Economic migrants seeking better employment opportunities in the region have traditionally been drawn to South Africa. People from neighboring nations, as well as the rest of Africa and South Asia, flock to the country. On the other hand, South Africa frequently makes the news for violent attacks against immigrants. Xenophobia has reached a new high with the formation of a group called "Put South Africa First." The movement started on social media and openly stated that tackling South Africa's unemployment, crime, and social problems requires returning non-nationals back to their home countries.
In recent months, tensions have been rising. South Africa, a country with a history of xenophobic violence towards immigrants, is treading on a thin line, and the country might descend into chaos. More than 60 people were murdered in 2008 xenophobic attacks. In 2015, more than ten people were killed. Armed crowds attacked foreign-owned businesses in Johannesburg in September 2019, igniting the violence once more. At least 10 people were murdered in the violence.
Human rights activists and foreign citizens are concerned about Put South Africa First, especially since it gathered dozens of individuals a few weeks ago for a march to the Nigerian and Zimbabwean embassies in Pretoria in November 2021. Undocumented immigrants and those involved in criminal acts, the protesters shouted, must leave South Africa. Human rights organizations in South Africa have maintained that Put South Africa First's charges are unjustified. The movement claims that foreign nationals are mostly responsible for crimes ranging from robbery, sex slavery, kidnappings, and human trafficking to drug trafficking without providing any evidence.
According to some economists, the Put South Africa First Movement is looking for scapegoats. COVID-19 has impacted South Africans, resulting in the loss of thousands of jobs in both the formal and informal sectors. The pandemic exacerbated an already precarious economic condition, leading some to blame foreigners. The discovery of the Omicron, a COVID-19 variant in the country, is expected to exacerbate the problem. Analysts say that targeting non-nationals in South Africa is a distraction and inappropriate. The economic standstill that followed COVID-19 produced uneasiness and a search for blame ensued. When matters get heated in South Africa, some foreigners say that they are always the scapegoats.

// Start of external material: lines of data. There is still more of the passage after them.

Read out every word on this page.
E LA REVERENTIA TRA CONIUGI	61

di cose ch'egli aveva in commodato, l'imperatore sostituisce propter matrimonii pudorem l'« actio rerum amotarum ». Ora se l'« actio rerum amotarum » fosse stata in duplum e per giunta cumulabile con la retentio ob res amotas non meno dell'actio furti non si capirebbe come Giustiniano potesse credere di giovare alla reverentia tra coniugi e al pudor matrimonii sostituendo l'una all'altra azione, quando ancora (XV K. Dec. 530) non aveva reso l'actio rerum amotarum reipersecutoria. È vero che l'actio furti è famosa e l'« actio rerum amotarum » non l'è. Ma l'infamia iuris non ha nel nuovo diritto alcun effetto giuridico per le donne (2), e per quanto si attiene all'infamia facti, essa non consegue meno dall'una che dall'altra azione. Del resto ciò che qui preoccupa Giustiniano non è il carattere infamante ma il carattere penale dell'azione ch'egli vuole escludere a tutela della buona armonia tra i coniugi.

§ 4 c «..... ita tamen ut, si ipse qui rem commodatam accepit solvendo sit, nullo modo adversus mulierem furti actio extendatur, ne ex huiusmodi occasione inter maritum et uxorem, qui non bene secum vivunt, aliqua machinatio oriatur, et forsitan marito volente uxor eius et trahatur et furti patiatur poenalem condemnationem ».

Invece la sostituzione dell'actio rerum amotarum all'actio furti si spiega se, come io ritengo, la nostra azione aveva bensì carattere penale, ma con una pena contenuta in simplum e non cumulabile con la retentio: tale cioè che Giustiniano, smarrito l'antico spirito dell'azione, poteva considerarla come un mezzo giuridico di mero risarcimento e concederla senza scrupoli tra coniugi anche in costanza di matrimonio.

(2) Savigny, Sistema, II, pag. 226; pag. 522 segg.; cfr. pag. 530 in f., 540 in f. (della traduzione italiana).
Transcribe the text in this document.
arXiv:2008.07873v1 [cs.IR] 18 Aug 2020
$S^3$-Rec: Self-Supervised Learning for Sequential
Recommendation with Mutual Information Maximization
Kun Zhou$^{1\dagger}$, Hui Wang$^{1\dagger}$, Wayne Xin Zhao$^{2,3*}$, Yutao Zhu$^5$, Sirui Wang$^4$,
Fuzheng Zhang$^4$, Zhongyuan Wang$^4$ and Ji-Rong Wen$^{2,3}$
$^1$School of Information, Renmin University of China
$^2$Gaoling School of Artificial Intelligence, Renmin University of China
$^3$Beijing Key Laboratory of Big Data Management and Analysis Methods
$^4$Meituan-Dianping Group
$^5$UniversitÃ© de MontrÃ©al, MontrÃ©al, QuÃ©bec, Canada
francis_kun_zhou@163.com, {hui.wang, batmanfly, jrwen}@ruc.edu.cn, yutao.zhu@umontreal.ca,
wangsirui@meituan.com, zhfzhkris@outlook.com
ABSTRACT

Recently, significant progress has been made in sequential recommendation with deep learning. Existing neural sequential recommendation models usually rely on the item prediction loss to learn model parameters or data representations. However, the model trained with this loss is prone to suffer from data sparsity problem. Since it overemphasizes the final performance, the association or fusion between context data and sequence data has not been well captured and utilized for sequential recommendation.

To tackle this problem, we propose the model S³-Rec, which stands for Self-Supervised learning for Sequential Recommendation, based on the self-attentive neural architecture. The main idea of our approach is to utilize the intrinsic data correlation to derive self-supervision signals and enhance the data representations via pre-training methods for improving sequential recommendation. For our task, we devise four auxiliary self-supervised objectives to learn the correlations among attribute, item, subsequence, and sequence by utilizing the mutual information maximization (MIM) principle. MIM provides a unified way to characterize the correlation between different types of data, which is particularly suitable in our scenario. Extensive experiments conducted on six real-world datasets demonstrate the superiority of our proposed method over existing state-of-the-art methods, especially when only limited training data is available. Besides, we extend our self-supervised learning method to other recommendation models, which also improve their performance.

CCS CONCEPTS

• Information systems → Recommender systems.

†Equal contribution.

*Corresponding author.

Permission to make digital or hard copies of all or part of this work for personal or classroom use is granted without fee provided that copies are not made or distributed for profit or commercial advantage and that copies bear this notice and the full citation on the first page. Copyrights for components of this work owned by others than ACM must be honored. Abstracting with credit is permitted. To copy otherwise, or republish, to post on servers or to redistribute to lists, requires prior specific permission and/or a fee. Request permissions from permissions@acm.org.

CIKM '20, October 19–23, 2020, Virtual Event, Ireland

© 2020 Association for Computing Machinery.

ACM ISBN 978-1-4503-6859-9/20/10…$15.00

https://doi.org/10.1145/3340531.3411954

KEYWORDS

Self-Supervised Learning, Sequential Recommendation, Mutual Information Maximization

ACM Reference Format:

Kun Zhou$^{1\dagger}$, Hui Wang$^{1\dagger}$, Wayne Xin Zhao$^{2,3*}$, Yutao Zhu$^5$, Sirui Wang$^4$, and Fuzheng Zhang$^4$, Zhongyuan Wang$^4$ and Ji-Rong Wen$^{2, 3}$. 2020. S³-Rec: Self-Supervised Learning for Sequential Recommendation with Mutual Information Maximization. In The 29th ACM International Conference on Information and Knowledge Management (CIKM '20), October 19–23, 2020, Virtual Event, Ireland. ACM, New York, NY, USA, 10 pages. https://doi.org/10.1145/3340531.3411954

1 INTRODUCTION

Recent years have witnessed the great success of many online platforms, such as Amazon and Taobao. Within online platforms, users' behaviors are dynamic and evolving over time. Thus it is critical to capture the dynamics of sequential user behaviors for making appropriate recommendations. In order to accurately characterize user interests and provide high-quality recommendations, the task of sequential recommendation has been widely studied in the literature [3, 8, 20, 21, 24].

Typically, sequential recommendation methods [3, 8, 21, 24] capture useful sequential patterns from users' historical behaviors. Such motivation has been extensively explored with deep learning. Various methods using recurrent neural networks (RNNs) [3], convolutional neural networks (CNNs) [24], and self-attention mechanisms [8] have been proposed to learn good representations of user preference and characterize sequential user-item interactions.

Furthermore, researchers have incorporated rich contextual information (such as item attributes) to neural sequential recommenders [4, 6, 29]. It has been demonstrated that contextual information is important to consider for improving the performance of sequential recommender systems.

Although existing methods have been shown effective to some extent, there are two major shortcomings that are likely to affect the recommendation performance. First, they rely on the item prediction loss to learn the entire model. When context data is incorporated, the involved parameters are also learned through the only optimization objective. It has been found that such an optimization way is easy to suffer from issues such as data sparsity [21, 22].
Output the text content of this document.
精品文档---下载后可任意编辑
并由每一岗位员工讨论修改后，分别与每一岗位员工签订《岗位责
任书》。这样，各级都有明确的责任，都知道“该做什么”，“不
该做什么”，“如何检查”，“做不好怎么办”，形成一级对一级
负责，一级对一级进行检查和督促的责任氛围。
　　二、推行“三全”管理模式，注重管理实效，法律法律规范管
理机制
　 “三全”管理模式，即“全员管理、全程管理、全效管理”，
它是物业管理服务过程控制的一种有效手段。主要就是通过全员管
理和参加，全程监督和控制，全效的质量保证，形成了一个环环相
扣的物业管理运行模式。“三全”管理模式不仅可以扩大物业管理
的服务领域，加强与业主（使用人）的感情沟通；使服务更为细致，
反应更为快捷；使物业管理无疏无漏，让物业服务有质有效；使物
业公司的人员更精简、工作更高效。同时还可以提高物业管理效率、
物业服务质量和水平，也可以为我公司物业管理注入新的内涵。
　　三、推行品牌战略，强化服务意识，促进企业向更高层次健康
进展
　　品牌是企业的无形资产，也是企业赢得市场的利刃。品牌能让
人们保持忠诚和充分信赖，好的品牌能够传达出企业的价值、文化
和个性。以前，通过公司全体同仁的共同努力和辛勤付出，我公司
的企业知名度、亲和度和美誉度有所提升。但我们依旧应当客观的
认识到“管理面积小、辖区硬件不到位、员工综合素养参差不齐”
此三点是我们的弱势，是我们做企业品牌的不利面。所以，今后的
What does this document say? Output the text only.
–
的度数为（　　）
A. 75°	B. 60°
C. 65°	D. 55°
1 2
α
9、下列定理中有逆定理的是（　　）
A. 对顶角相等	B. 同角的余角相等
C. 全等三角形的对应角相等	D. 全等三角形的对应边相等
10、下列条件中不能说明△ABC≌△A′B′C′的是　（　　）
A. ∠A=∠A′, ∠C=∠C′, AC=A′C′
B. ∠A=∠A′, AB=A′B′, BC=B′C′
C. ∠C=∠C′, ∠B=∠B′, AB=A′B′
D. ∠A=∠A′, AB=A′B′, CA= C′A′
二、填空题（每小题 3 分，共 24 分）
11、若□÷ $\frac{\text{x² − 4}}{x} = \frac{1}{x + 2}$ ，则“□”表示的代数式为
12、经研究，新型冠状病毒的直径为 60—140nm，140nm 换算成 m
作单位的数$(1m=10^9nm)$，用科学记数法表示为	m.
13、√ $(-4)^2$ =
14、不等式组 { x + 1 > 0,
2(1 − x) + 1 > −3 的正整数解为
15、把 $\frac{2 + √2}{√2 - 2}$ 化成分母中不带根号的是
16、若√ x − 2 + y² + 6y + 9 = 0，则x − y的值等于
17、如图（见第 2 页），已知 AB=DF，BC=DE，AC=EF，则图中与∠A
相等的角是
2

Protests against economic migrants in South Africa have now become a political campaign topic. As a result of the protests, the ANC-led government has decided not to extend special permits for Zimbabweans and other foreign nationals. The South African government declared two weeks ago that it would not renew special Zimbabwean Exemption Permits, which allowed qualified Zimbabweans to get documents for a five-year term. This is being done in order to avoid losing votes in the upcoming elections. The ANC is losing support at home, as evidenced by the recent local election, and the migration issue may be to blame.
However, by criticizing the Put South Africa First movement, other political groups, such as the EFF, risked losing support at home. EFF leader Julius Malema claimed that it goes against the spirit of Pan-Africanism and is an unpleasant manner of dealing with neighbors and important trading partners. According to the EFF, South Africans should look within themselves; it is not foreigners who are causing their misery, but inequality in the country.
The immigration issue will play a big role in influencing policy and defining the political landscape in South Africa as the country approaches the next elections. The South African government needs to seriously look into the situation before the violence begins. The situation is very tense in almost every major city, and foreigners are scared.